El vino tinto se acabó y sin que nadie lo note, como una pintura estática, alguien lleva a la mesa ratona, para la mujer del sillón (todo, todos son para ella) alguien lleva vino, frutas y cuchillo. Empieza a pelar algunas frutas bien tiernas y le da un durazno a la mujer de cabello negro. Ella clava sus dientes: piensa que le gustaría tener colmillos, quizás los de la mujer del sillón, esos mismos; tener también esa boca bien roja confundida entre sus propios labios. Muerde, tibio, produce hendidura, y siente que en toda pulpa hay algo de carne. Deja que unas gotas del jugo del durazno se deslicen desde su boca. Ya no quiere ser princesa, desea a la reina, ser ella: tener el glamour, las plumas de sangre. Se levanta de la alfombra (deja atrás las manos y los pies que la estaban tocando) y con el durazno herido se acerca al sillón. Algunos invitados la ignoran. Sólo hablan, inventan cualquier cosa para evitar que la mujer del sillón se aburra y se vaya, evitar que mueva las piernas. Está en corpiño pero sigue dominando su agujero de lycra; hablan, imaginan que la desnudan y son amos de ese cuerpo. La mujer de cabello negro acecha al lado del sillón, a los pies de la otra. Ahora sí todos los invitados la observan, hasta la envidian. Tiene un cuchillo en la mano. La mujer del sillón la mira a la boca, no a los ojos. Se enfrentan. Una acostada, la otra de pie. Una reina, una domina. La de cabello negro deja de vacilar: mete el cuchillo en el agujero de la media de lycra justo donde termina la pollera, siente la seda en el filo, rasga hasta el pie. No lastima. Es toda una dama.

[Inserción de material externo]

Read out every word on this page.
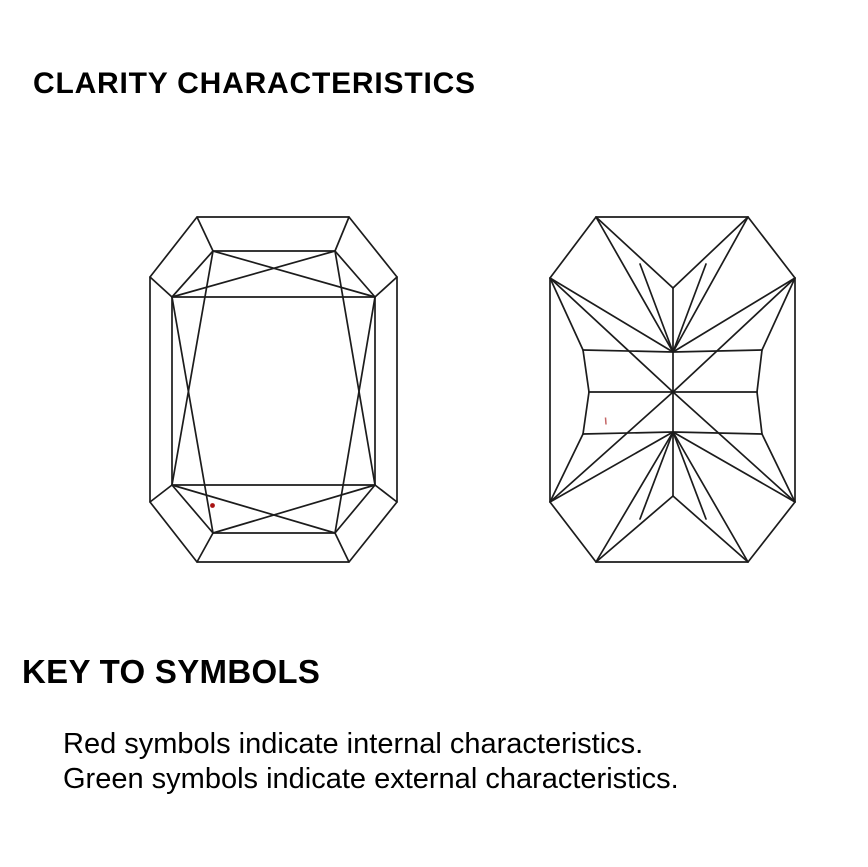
CLARITY CHARACTERISTICS
KEY TO SYMBOLS

Red symbols indicate internal characteristics.

Green symbols indicate external characteristics.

La mujer del sillón la ve encimarse, la cintura de la otra se está acostando sobre ella. Las caderas encastran. Siente duraznos entre sus tetas, y muerde. Suave, tiernos. La escucha, la lengua de la otra en su oreja susurra que la deje ser dulce, que la chupe como miel, que la devore.

Se ven piernas, polleras ahora sin media de lycra y pies descalzos. La de cabello negro está sobre y dentro de la mujer del sillón. Deja su saliva en los párpados, en los dedos, donde no sabe. Huele ese cuerpo, en la nuca huele a sugestión. Besa, muerde las mejillas, el cuello, piensa que también las venas. Gotas rojas se fusionan, salen de los labios, de la lengua. Se cortan los corpiños. Desgarran la piel. Meten sus manos debajo de las polleras. Los dedos se agrandan, emergen desde el sillón, se mezclan con las sombras, se hunden en los líquidos. Las dos, mojadas, sin medias, hendiduras y durazno, tiernas muerden pulpa y transpiran vino.
Los otros invitados quedan hipnotizados por la escena. Dudan, y finalmente apagan las luces, prenden los cigarrillos y se asoman. La habitación está oscura; las brasas iluminan; las pieles brillan. Algunas cenizas agujerean la ropa (otras prendas se pierden en el camino), dejan quemaduras: nadie se lamenta aunque los cuerpos amontonados gimen. La mujer de cabello negro es la única que tiene un cuchillo (profundo) en la mano. Lo apoya en el cuero: filo plateado sobre espaldas, pechos, estómagos. Brilla, el filo brilla como las pieles, quiere fundirse con ellas. Aprieta, clava más, en el mismo cuerpo o en otro (sonríe, ahora ella es la reina). Lucha con la envoltura hasta que se hunde y parece flotar. Pero sigue cortando piel. Escarba hasta el fondo. Se estremecen (ella también). Se retuercen, se estrujan hasta la última gota.

Quisieran olvidarse, arrancar las imágenes de sus mentes, pero los cuerpos quedan marcados. Alguien gime apenas, como música de fondo. Otro, tampoco se resiste y chilla como una rata. Uno, en un rincón, deja fluir burbujas en su garganta.
De las tetas de una de las mujeres, bien blancas como la muerte, de las tetas brota un hilo líquido. Y la otra mujer lame.